The answer to some of mankind’s biggest medical problems is likely in the future to be found at the confluence of science and technology.
Johan Steyn
By Johan Steyn, Founder,
Johannesburg, 15 Sept 2021

A Peruvian physician used a crude instrument and began scraping a hole in her patient’s skull.

The doctor did not use anaesthetic or sterile procedures and most of her patient's shattered upper skull was removed before the surgery was finished. The head wound was a result of a battle between warring tribes. Surprisingly, the operation was a success and the victim survived.

One can only imagine that the hospital’s medical review board would be aghast when learning about this unorthodox procedure. Interestingly, this did not happen in a hospital but in a cave. And there were no review boards at the time, as we are talking about trepanation: operations performed in ancient times to treat head wounds, or for mystical reasons.

For millennia, humans have been peering into the skulls of others, interested in the workings of the brain and curious about why our cranium is smaller than those of other mammals. Thankfully, brain surgery is very advanced these days and we do not have to bite on a plank as the local witch doctor opens our skull.

The most recent breakthrough in brain-reading technology is the brain-computer interface. The brain may be regulated by a variety of variables, all of which can be controlled by devices implanted in the neural network.

In the realm of neurotechnology, it represents a new form of technological integration. Smart devices might lead to a cure for serious brain disorders as part of the long-term aim of human improvement known as transhumanism.

Nervous system injuries − often irreversible − are difficult to treat. However, the answer to some of the problems that people with paralysis or other disabilities confront is likely to be found at the confluence of science and technology.

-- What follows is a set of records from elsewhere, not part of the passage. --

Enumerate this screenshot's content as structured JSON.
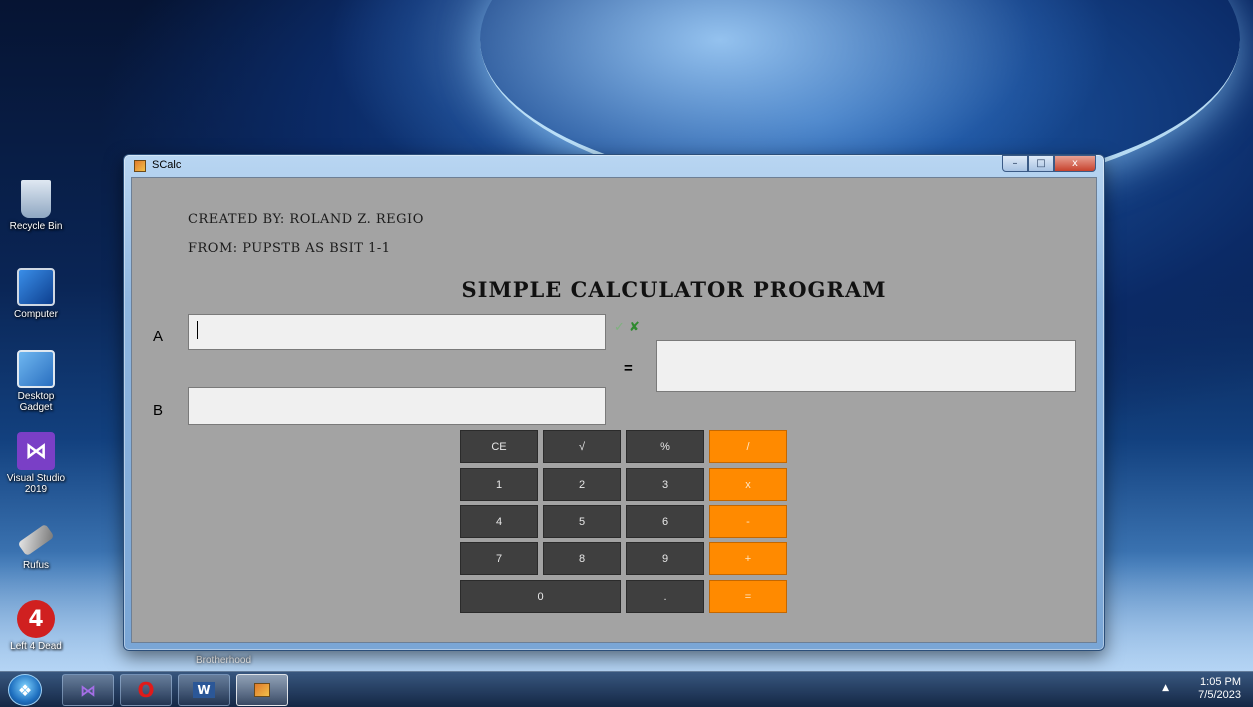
{
  "desktop": {
    "icons": [
      {
        "label": "Recycle Bin"
      },
      {
        "label": "Computer"
      },
      {
        "label": "Desktop Gadget"
      },
      {
        "label": "Visual Studio 2019"
      },
      {
        "label": "Rufus"
      },
      {
        "label": "Left 4 Dead"
      }
    ],
    "hover_label": "Brotherhood"
  },
  "window": {
    "title": "SCalc",
    "controls": {
      "minimize": "–",
      "maximize": "□",
      "close": "x"
    }
  },
  "app": {
    "created_by": "CREATED BY: ROLAND Z. REGIO",
    "from": "FROM: PUPSTB AS BSIT 1-1",
    "heading": "SIMPLE CALCULATOR PROGRAM",
    "label_a": "A",
    "label_b": "B",
    "input_a": "",
    "input_b": "",
    "result": "",
    "equals": "=",
    "check_icon": "✓",
    "x_icon": "✘"
  },
  "keypad": {
    "row1": [
      "CE",
      "√",
      "%",
      "/"
    ],
    "row2": [
      "1",
      "2",
      "3",
      "x"
    ],
    "row3": [
      "4",
      "5",
      "6",
      "-"
    ],
    "row4": [
      "7",
      "8",
      "9",
      "+"
    ],
    "row5": [
      "0",
      ".",
      "="
    ],
    "operator_color": "#ff8a00",
    "digit_color": "#3f3f3f"
  },
  "taskbar": {
    "time": "1:05 PM",
    "date": "7/5/2023",
    "apps": [
      "visual-studio-icon",
      "opera-icon",
      "word-icon",
      "scalc-icon"
    ]
  }
}
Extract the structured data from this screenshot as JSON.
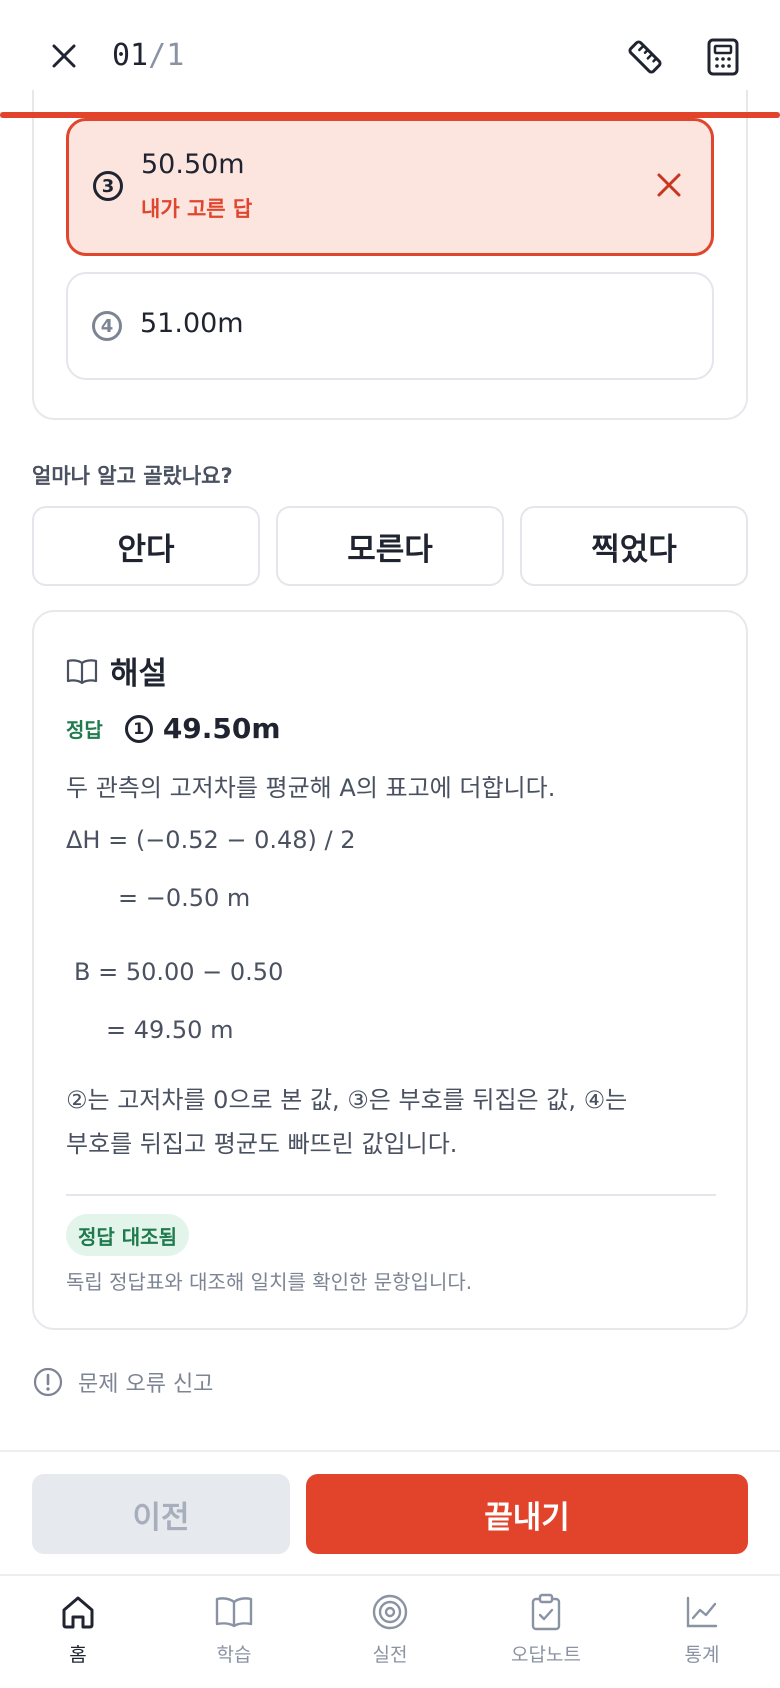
{
  "header": {
    "counter_current": "01",
    "counter_sep": "/",
    "counter_total": "1",
    "progress_fraction": 1.0
  },
  "options": [
    {
      "number": "③",
      "text": "50.50m",
      "sub": "내가 고른 답",
      "state": "wrong-selected"
    },
    {
      "number": "④",
      "text": "51.00m",
      "state": "plain"
    }
  ],
  "confidence": {
    "label": "얼마나 알고 골랐나요?",
    "choices": [
      "안다",
      "모른다",
      "찍었다"
    ]
  },
  "explanation": {
    "title": "해설",
    "answer_label": "정답",
    "answer_number": "1",
    "answer_text": "49.50m",
    "lines": [
      "두 관측의 고저차를 평균해 A의 표고에 더합니다.",
      "ΔH  = (−0.52 − 0.48) / 2",
      "= −0.50 m",
      "B  = 50.00 − 0.50",
      "= 49.50 m",
      "②는 고저차를 0으로 본 값, ③은 부호를 뒤집은 값, ④는",
      "부호를 뒤집고 평균도 빠뜨린 값입니다."
    ],
    "verified_badge": "정답 대조됨",
    "verified_text": "독립 정답표와 대조해 일치를 확인한 문항입니다."
  },
  "report": {
    "label": "문제 오류 신고"
  },
  "actions": {
    "prev_label": "이전",
    "finish_label": "끝내기"
  },
  "tabs": [
    {
      "label": "홈",
      "icon": "home-icon",
      "active": true
    },
    {
      "label": "학습",
      "icon": "book-icon",
      "active": false
    },
    {
      "label": "실전",
      "icon": "target-icon",
      "active": false
    },
    {
      "label": "오답노트",
      "icon": "clipboard-check-icon",
      "active": false
    },
    {
      "label": "통계",
      "icon": "chart-line-icon",
      "active": false
    }
  ],
  "colors": {
    "accent": "#e2432b",
    "correct": "#1f7a4d",
    "wrong_bg": "#fde5df"
  }
}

Nerve-stimulating devices have been created by technologists to aid amputees suffering from phantom limb discomfort. The technique works by stimulating particular neurons and blocking chronic pain with a generator the size of a pacemaker and an electrode.

Neurotechnology-based treatments, which were previously considered science fiction, are rapidly becoming a reality.

The gadget might also be used to treat pain in other chronic diseases, such as post-surgical pain and migraine headaches.

Neurotechnology-based treatments, which were previously considered science fiction, are rapidly becoming a reality.

The field blurs the borders between technology and biology, utilising neurostimulation techniques and brain-machine interfaces. In order to do this, they either record brain impulses and "translate" them into technical control orders, or deliver electrical or visual stimulation to the brain in order to influence it.

Hybrid brain-machine systems are likely to become increasingly common in the future. Numerous neurotech firms, in various phases of development, are trying to do anything from forecasting an athlete's potential, to treating depression.

Scientists predict a big advance in neurotechnology, thanks to the development of ultra-flexible brain-machine interfaces that might reduce the immunological response of the patient.

It has the potential to be a game-changer for many patients, as well as having far-reaching societal consequences.

Brain-interface technology is still in its early stages, but it's vital to investigate ethical issues as devices are created, to ensure they're not harmful. We would not want scientists to create a new gadget and then discover that it has significant ethical implications.

When it comes to neurotechnology, ethical concerns are entrenched not just in the technology or research, but also in society.

Questions like these aren't only for scientists, engineers, or even professional ethicists; they're part of a wider discussion in society over technology's proper applications, the use of personal data, and when patients should be free to decline treatment.